Hi, I am trying to create a physics simulation where a number of balls bounce inside the 6 planes of a box. I have implemented the Rigid Body system described in Chris Heckers articles but he does not cover resting contact. Some siggraph papers show how to calculate resting contact but it involves using complex Quadratic Programming. Is there a simple and fast way to implement resting contact between 40-50 spheres of different radius and mass. Thanks in advance, Steve

Hi Steve,

The simplest method to get your head around IMHO is the sequential impulse method as used in Box2D (for 2D) or the Bullet physics library (for 3D).

This paper will give you a good intro...

http://www.gphysics.com/files/IterativeDynamics.pdf

More info also on this page.

And full source is available for both Box2D and Bullet, so you can see actual implementations.

Edit: Just wanted to clarify, to avoid confusion that the IterativeDynamics paper linked above (from 2005) describes a method (PGS) that is equivent to, but not quite the same as the sequential impulse method. See Erin's Box2D source and site for more details of the differences.

[Edited by - WillC on August 10, 2008 12:07:40 PM]

yes thanks for that information I will check it out. I am learning a lot of the math as I go. But some of it seams painfully complex. I thought there would be simpler ways to implement resting contact.

Unfortunately it does get pretty tricky, as you need to find a global solution to a large number of simultaneous contact equations. In other words you need to find a set of forces that works for not just one pair of objects, but all the possible combinations of touching objects at the same time.

Using traditional techniques, and ignoring friction, this involves solving a big system of equations in matrix form. Add friction, and it becomes a Linear Complimentary Problem (LCP), which is harder and more error prone to solve (sometimes with no solution).

The beauty of the Sequential Impulse method is that it avoids the slow and error prone 'solve big matrix' issues by working on pairs of objects one at a time iteratively, in such a way that you gradually (over a number of iterations) calculate a force that gets closer and closer to the required global solution.

I have had chance to read the GDC presentation relating to the “Sequential Impulse” method for handling contacts. I have also examined the Box2DLite source code, and I think that this technique is extremely cool and easy to understand. I need to use this method in a 3D environment where the rigid bodies will only consist of planes and spheres. Will this technique work for spheres or will I have to approximate the bounds of a sphere using a bounding box? I’m not sure how I would handle contacts as the collision detection/response relies on finding a separating plane between the rigid bodies, its intuitive to see how this works with bounding boxes but is this possible on a sphere?

Thanks,

Steve

Yes you can use the same techniques with spheres. In fact it should be easier than dealing with boxes.

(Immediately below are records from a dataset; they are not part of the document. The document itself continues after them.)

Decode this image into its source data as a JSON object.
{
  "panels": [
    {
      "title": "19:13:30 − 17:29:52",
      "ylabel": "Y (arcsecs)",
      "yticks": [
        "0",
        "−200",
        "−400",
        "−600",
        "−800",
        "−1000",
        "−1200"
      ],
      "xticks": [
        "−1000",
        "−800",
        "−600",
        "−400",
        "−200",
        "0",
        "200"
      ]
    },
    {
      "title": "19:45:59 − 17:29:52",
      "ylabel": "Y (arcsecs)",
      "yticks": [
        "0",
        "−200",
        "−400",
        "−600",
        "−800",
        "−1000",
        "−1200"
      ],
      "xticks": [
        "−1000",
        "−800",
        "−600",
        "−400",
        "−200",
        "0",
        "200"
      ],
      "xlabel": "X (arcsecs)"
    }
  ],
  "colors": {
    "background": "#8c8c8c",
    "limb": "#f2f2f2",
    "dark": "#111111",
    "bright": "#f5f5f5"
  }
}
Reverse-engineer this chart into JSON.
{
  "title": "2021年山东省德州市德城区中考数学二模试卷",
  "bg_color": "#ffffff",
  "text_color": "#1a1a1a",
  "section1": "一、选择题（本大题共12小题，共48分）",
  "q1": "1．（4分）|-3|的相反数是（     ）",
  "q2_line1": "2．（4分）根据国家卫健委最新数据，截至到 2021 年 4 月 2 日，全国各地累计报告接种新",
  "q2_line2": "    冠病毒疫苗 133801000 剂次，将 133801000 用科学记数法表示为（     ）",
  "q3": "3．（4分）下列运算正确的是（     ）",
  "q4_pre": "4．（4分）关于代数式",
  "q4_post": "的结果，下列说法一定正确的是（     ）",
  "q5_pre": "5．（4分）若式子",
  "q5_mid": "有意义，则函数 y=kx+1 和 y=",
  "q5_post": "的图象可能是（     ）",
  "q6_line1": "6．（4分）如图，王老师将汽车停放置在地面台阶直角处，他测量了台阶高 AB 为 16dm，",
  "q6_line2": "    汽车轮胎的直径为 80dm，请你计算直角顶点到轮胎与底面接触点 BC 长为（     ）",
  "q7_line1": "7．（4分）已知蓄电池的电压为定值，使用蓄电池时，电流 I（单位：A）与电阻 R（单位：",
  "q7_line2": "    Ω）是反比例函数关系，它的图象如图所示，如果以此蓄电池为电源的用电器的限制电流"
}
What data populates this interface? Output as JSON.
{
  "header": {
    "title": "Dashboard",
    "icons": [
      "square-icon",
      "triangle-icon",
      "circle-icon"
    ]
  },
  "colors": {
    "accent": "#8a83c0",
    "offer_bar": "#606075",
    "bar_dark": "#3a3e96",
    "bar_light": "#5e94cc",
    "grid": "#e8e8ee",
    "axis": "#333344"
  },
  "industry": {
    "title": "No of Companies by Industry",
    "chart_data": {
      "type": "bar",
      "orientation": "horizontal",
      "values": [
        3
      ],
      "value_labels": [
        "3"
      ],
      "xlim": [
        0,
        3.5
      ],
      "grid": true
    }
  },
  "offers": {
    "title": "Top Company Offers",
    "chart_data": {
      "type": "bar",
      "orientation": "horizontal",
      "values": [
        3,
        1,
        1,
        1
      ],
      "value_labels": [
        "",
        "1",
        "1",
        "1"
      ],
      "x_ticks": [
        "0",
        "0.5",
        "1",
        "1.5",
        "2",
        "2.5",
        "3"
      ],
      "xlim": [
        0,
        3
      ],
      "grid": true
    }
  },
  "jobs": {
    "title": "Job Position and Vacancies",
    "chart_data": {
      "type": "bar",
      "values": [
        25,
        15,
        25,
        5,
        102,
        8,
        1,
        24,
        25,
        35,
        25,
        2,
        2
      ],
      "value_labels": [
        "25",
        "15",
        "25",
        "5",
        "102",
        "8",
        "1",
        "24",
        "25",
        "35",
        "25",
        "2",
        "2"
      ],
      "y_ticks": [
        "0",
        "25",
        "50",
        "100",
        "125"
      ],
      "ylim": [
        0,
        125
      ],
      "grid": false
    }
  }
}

Two spheres are colliding if the distance between their centre points is less than or equal to the sum of their radii, and the point of contact will lie on the line joining the two centre points. Try drawing two different sized circles on a piece of paper so they are just touching and then draw a line between their centre points.

Similarly, a sphere is touching a plane if the distance from the plane to the sphere centre is less than or equal to the radius.

Spheres and planes are a great starting point for learning collision detection, as they are the easiest to deal with. Most importantly they only ever have one point of contact between each pair of objects. As soon as you start moving up to boxes or other more complex shapes, then you have to deal with potentially multiple contact points per pair, and worry about vertices, edges and faces.

The Box2DLite code only deals with box shapes, but the Box2D (non-lite version) code has circle collision primitives as well, and if you’re brave enough to delve into the Bullet source code than that has sphere collision primitives to play with.

Thanks for the previous post it seams obvious now you have explained it. I have just been poking around inside the source code of Box2DLite and am confused with some code in the PreStep member function of Arbiter. The code calculates a normal mass and tangent mass. I am trying to create a 3D version of this function but I do not fully understand what it does and how it works. What does a normal mass mean and how does the calculation work?

for (int i = 0; i < numContacts; ++i)
{
Contact* c = contacts + i;
Vec2 r1 = c->position - body1->position;
Vec2 r2 = c->position - body2->position;

// Precompute normal mass, tangent mass, and bias.
float rn1 = Dot(r1, c->normal);
float rn2 = Dot(r2, c->normal);
float kNormal = body1->invMass + body2->invMass;
kNormal += body1->invI * (Dot(r1, r1) - rn1 * rn1) + body2->invI * (Dot(r2, r2) - rn2 * rn2);
c->massNormal = 1.0f / kNormal;
}

Thanks for all your help so far it has really helped.

Steve

Actually I figured it out; it’s a simplified version of an equation I know. Not sure how it’s been simplified though.